ZeroMQ is an opinionated, light weight, blazing fast messaging library that describes its origins thusly
We took a normal TCP socket, injected it with a mix of radioactive isotopes stolen from a secret Soviet atomic research project, bombarded it with 1950-era cosmic rays, and put it into the hands of a drug-addled comic book author with a badly-disguised fetish for bulging muscles clad in spandex. Yes, ØMQ sockets are the world-saving superheroes of the networking world.
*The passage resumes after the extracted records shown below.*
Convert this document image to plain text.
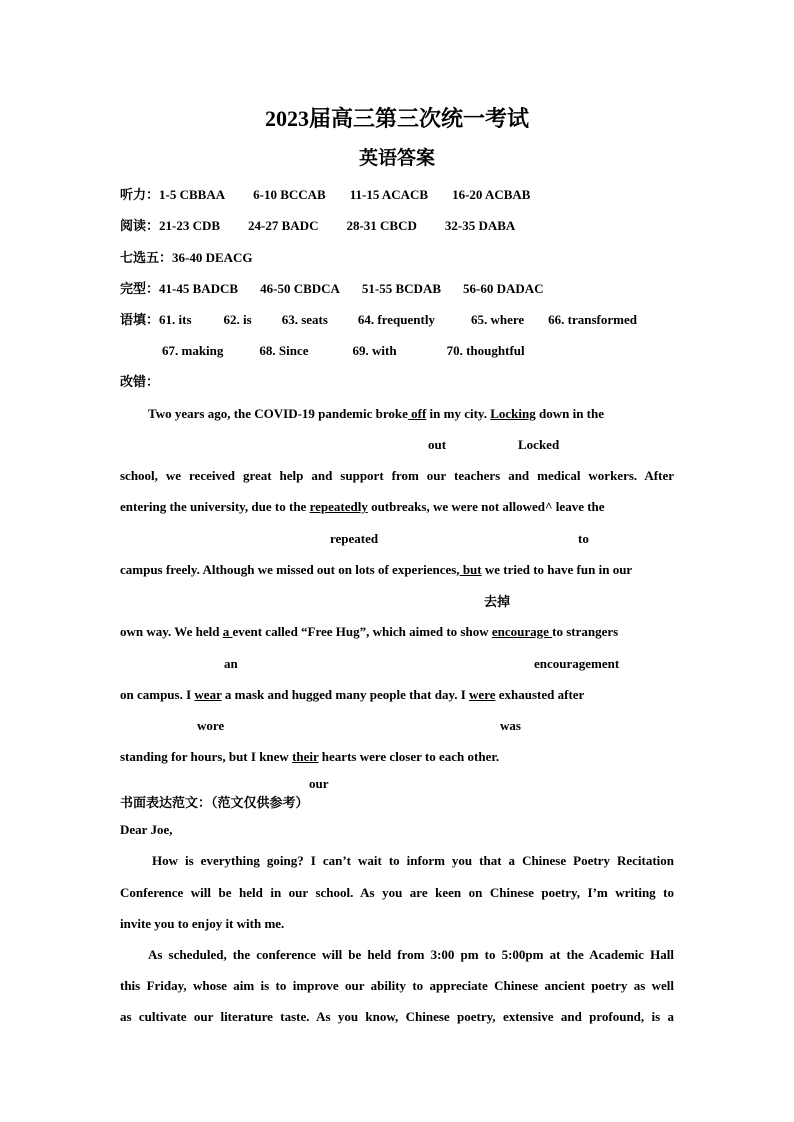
2023届高三第三次统一考试
英语答案
听力：1-5 CBBAA 6-10 BCCAB 11-15 ACACB 16-20 ACBAB
阅读：21-23 CDB 24-27 BADC 28-31 CBCD 32-35 DABA
七选五：36-40 DEACG
完型：41-45 BADCB 46-50 CBDCA 51-55 BCDAB 56-60 DADAC
语填：61. its 62. is 63. seats 64. frequently	65. where 66. transformed
67. making	68. Since	69. with	70. thoughtful
改错：
Two years ago, the COVID-19 pandemic broke off in my city. Locking down in the
out	Locked
school, we received great help and support from our teachers and medical workers. After
entering the university, due to the repeatedly outbreaks, we were not allowed^ leave the
repeated	to
campus freely. Although we missed out on lots of experiences, but we tried to have fun in our
去掉
own way. We held a event called “Free Hug”, which aimed to show encourage to strangers
an	encouragement
on campus. I wear a mask and hugged many people that day. I were exhausted after
wore	was
standing for hours, but I knew their hearts were closer to each other.
our
书面表达范文：（范文仅供参考）
Dear Joe,
How is everything going? I can’t wait to inform you that a Chinese Poetry Recitation
Conference will be held in our school. As you are keen on Chinese poetry, I’m writing to
invite you to enjoy it with me.
As scheduled, the conference will be held from 3:00 pm to 5:00pm at the Academic Hall
this Friday, whose aim is to improve our ability to appreciate Chinese ancient poetry as well
as cultivate our literature taste. As you know, Chinese poetry, extensive and profound, is a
Back in the real world this roughly translates as providing you with an assortment of sockets and patterns with which to connect the disparate parts of your distributed system. These aren’t your run-of-the-mill sockets mind you, so it’ll take some time to wrap your mind around their way of thinking, but I’ve found the time and effort well worth it. The base implementation is in C/C++ with bindings for some 20-odd other languages and native implementations for several including Java and .Net. In this post I’ll walk you through installation for some of the prominent languages used here at Scott Logic followed by a quick look at each of the main messaging patterns found in ZeroMQ. Please note this post has liberally purloined its information, examples and diagrams from the excellent ZeroMQ guide. Once you’ve read this go read that, it’s easily the best documentation/tutorial I’ve ever read. Most of the example code will be in C# because that’s my background. There’ll also be examples in Java and Node.js, languages I have yet to fight with on the battlefield, so I’ll apologise in advance for the poor programming style.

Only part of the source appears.